After the first round of the project, which dealt with questions related to the coronavirus pandemic, the second round sparked great interest. Eleven groups of students submitted proposals for research projects, five of which were approved. Each group then received a budget of up to 5,000 euros and had eight months to carry out its own independent research.

Mike Jan Smykala and Laura Fiegel are currently writing their Master's theses at the university's Institute for Chemistry and Biology of the Marine Environment (ICBM) and are one of the teams in the forschen@studium programme. Since April, they have been investigating the role of fluorescence in stony corals that are exposed to thermal stress and the question of whether fluorescence can provide insights about the condition of corals. Coral reefs play a vital role as ecosystems in the marine environment because they are home to the greatest diversity of species there. “The fish that live in reefs also constitute the main source of protein for more than 100 million people”, explaines Smykala.  Yet corals were being destroyed at an alarming rate: it is estimated that no less than 14 percent of the total surface area of coral reefs has been lost in the past decade.

Smykala and Fiegel studied hundreds of coral larvae under a fluorescence microscope and compared them with adult corals. In the experiments, the water temperature was increased from 28 to 32 degrees Celsius. During prolonged heat waves, corals expel the symbiotic fluorescent microalgae that live in their tissues. This causes the coral to lose its colour and turn white, which is known as coral bleaching.

The two students made frequent trips to Bremerhaven to carry out measurements at the Alfred Wegener Institute, Helmholtz Centre for Polar and Marine Research (AWI), where a group of researchers is working on a similar question. "For us, it was already exciting when we noticed in August that the larvae were reacting to the rising temperatures. In corals exposed to thermal stress, a loss of green fluorescence could be observed before the corals bleached and expelled the red fluorescence. This means that fluorescence can serve as an indicator of health in adult corals and as an early indicator before bleaching," Mike Smykala explains.

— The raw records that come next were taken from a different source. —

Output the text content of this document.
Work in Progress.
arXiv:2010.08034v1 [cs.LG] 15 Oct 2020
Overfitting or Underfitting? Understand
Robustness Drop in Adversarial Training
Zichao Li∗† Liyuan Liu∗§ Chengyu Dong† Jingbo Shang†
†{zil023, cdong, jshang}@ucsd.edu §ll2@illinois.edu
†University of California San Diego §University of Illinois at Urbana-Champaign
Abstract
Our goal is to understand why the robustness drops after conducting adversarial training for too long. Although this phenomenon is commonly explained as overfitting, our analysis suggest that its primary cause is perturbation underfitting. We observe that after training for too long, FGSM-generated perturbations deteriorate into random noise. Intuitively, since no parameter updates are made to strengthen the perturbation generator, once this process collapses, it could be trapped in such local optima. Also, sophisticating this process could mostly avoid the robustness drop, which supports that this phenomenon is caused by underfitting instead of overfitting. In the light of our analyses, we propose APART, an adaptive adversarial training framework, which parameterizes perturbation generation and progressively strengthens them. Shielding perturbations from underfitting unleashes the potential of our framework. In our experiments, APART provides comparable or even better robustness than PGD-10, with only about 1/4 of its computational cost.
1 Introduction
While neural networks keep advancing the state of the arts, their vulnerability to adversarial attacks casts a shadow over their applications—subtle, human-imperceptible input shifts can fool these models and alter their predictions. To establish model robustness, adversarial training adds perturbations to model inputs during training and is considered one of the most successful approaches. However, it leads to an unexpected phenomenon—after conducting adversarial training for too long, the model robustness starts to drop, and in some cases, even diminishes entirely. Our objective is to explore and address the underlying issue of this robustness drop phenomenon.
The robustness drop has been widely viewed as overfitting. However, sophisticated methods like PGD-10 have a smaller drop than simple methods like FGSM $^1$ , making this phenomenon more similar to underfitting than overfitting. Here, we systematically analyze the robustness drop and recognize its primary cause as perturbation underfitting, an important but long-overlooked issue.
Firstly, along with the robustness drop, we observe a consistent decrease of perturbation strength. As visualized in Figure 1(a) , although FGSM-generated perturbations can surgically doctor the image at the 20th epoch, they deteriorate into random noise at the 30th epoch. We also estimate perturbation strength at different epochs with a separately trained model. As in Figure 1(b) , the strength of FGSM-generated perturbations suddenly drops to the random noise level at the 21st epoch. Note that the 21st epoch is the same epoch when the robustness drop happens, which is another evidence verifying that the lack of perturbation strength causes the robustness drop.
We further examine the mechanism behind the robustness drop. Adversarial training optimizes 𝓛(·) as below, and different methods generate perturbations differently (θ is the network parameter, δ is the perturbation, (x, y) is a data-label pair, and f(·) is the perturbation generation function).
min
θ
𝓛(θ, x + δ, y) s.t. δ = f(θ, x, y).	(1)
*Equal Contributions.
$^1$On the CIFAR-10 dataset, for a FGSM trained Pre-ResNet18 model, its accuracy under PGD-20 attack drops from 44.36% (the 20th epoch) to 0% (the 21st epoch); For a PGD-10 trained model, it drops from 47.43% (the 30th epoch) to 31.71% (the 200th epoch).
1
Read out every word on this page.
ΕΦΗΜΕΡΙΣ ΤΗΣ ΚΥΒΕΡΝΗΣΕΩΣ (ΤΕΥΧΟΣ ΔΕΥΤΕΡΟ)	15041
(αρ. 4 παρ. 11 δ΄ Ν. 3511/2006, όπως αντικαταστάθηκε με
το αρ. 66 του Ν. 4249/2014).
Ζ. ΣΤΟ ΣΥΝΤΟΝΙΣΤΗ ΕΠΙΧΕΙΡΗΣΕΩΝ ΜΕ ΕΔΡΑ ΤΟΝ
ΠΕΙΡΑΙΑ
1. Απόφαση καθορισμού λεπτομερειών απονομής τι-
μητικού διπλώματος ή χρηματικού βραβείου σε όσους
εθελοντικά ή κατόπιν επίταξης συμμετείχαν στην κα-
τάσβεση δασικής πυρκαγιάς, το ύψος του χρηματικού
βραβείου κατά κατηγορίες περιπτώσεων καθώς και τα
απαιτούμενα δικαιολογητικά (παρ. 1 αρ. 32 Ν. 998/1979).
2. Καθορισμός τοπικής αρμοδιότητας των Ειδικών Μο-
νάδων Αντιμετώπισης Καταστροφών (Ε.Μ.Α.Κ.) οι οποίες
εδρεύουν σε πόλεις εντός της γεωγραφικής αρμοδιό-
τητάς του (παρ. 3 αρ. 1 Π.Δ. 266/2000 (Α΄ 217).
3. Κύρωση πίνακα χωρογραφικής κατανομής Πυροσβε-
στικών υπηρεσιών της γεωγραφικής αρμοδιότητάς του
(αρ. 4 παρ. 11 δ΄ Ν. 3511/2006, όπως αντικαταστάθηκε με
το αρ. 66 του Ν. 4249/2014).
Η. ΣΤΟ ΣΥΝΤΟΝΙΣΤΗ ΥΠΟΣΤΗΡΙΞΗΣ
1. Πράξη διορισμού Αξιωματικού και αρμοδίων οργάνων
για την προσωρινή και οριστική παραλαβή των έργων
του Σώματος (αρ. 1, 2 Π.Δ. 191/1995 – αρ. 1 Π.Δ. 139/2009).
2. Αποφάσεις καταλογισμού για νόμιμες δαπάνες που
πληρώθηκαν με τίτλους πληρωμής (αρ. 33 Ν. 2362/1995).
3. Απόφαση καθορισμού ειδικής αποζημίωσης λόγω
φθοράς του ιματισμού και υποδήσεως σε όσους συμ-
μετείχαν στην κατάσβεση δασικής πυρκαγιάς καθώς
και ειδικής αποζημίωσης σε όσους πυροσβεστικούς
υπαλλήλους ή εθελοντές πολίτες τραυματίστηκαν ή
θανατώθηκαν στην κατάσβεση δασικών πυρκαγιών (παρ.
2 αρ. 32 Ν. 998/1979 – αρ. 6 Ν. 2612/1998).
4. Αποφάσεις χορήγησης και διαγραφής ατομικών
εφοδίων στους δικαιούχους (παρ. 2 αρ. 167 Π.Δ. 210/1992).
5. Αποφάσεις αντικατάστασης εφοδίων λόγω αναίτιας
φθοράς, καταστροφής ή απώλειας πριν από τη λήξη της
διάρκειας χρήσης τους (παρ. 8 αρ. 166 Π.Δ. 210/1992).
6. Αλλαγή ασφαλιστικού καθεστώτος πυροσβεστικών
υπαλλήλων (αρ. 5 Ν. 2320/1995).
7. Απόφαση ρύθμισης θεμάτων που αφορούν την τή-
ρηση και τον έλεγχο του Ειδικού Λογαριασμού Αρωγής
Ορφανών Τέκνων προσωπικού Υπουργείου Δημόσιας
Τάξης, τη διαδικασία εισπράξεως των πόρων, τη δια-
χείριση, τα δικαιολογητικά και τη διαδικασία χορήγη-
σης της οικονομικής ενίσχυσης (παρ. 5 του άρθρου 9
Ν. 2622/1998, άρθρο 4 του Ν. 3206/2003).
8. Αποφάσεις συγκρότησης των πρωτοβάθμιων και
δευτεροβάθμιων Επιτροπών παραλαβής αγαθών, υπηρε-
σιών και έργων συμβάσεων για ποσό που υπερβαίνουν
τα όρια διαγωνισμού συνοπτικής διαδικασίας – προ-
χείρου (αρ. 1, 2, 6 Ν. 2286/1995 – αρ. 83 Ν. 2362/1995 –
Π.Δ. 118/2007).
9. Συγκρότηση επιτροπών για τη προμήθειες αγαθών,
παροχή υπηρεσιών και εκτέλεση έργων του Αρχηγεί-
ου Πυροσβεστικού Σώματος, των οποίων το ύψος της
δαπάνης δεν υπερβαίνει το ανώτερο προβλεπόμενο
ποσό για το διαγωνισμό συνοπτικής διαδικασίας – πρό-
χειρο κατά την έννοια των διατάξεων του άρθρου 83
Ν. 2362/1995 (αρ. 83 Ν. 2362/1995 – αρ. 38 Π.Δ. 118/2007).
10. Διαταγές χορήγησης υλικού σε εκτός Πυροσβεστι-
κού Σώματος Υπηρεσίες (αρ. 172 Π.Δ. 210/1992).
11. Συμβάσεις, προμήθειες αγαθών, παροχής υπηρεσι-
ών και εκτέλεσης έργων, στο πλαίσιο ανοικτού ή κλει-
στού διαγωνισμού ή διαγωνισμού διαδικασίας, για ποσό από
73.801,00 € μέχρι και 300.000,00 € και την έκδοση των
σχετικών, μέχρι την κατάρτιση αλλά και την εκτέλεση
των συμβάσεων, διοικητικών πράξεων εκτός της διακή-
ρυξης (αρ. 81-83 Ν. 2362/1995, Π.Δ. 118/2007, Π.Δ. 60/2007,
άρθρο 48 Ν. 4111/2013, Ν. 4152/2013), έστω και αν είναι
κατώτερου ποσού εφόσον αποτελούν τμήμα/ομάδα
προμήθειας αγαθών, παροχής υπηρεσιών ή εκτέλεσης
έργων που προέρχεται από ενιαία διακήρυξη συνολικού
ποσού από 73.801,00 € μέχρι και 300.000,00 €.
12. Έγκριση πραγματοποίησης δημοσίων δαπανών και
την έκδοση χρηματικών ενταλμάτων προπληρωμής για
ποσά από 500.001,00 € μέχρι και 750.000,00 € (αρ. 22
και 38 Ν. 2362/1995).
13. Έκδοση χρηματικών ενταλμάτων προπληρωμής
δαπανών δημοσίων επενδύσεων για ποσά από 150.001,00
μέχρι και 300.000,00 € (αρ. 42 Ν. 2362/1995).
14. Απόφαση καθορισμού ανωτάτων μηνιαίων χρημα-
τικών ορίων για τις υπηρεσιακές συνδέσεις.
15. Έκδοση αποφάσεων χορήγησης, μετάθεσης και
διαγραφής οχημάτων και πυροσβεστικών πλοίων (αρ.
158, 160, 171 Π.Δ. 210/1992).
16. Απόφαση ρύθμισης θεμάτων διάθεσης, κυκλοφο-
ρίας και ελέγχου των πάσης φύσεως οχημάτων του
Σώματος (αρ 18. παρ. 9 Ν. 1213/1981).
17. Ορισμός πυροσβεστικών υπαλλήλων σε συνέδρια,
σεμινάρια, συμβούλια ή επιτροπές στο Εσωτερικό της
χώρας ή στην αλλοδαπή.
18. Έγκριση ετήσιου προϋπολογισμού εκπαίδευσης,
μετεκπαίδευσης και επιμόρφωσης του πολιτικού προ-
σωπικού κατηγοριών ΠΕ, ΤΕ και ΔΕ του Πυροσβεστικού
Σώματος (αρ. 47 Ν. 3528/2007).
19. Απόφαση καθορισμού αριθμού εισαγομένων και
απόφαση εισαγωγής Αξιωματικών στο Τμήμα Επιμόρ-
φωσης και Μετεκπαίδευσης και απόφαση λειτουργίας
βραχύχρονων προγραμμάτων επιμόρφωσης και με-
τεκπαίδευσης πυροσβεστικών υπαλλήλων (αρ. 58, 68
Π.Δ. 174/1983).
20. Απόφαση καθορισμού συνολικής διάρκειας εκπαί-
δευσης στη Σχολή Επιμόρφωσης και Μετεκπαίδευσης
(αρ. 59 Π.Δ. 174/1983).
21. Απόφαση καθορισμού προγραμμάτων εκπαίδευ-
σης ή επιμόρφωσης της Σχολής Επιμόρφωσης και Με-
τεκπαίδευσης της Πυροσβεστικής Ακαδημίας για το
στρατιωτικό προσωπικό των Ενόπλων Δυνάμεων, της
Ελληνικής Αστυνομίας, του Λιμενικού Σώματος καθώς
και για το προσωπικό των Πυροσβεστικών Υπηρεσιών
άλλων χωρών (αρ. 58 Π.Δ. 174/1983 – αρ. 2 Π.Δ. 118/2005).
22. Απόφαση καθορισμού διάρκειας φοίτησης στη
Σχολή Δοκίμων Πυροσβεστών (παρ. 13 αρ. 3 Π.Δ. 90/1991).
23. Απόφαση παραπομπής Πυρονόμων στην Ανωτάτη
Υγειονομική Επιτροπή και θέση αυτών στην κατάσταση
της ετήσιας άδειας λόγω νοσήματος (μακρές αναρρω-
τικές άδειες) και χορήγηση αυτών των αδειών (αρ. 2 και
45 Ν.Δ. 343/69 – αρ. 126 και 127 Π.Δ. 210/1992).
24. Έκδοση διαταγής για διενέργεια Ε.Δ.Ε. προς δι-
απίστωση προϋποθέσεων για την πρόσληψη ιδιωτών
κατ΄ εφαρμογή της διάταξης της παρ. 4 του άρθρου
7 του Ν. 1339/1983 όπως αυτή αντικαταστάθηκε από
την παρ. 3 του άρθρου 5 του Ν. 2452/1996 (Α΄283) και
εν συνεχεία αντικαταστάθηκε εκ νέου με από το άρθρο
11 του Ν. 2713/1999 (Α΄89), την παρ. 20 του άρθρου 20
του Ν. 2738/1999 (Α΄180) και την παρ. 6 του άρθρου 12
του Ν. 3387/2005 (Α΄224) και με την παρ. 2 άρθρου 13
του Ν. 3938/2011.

"Clearly, the experiments need to be conducted on a larger scale to prove that the observations were not random," Smykala adds. But from the students' perspective they have gained a lot from the project because it taught them about how many phases are involved in a scientific project.

In another forschen@studium project, Raxide Andrade Leon, Oliver Bruton and Sumbul Jafri, who are doing their Master's degrees at the university's department of psychology, focused on Alzheimer's Disease, which will become increasingly common as a result of demographic trends. They analysed data from more than 300 Alzheimer's patients from the US and Canada to determine which indicators best predict how quickly the disease will progress.

"Important indicators of how rapidly the disease was progressing were provided by imaging techniques which measure brain volume, for example, as well as biomarkers such as plaque formation or deposits in the cerebrospinal fluid. Genetics, on the other hand, played a less important role in the prognosis," Oliver Bruton explains, summing up the results of the team's research. The team plans to apply for further funding because there are still many unanswered questions. Among other things they want to investigate the consequences and ethical implications of prognoses about the progression of the disease, says Bruton.

The forschen@studium programme will continue next year because the feedback, the participants' commitment and the research results have been overwhelmingly positive, says Susanne Haberstroh. "We look forward to receiving a large number of proposals!"

The third call for applications for student research projects on the topic of "New beginnings" (Aufbruch) has just been published. The deadline for applications is 16 January 2022.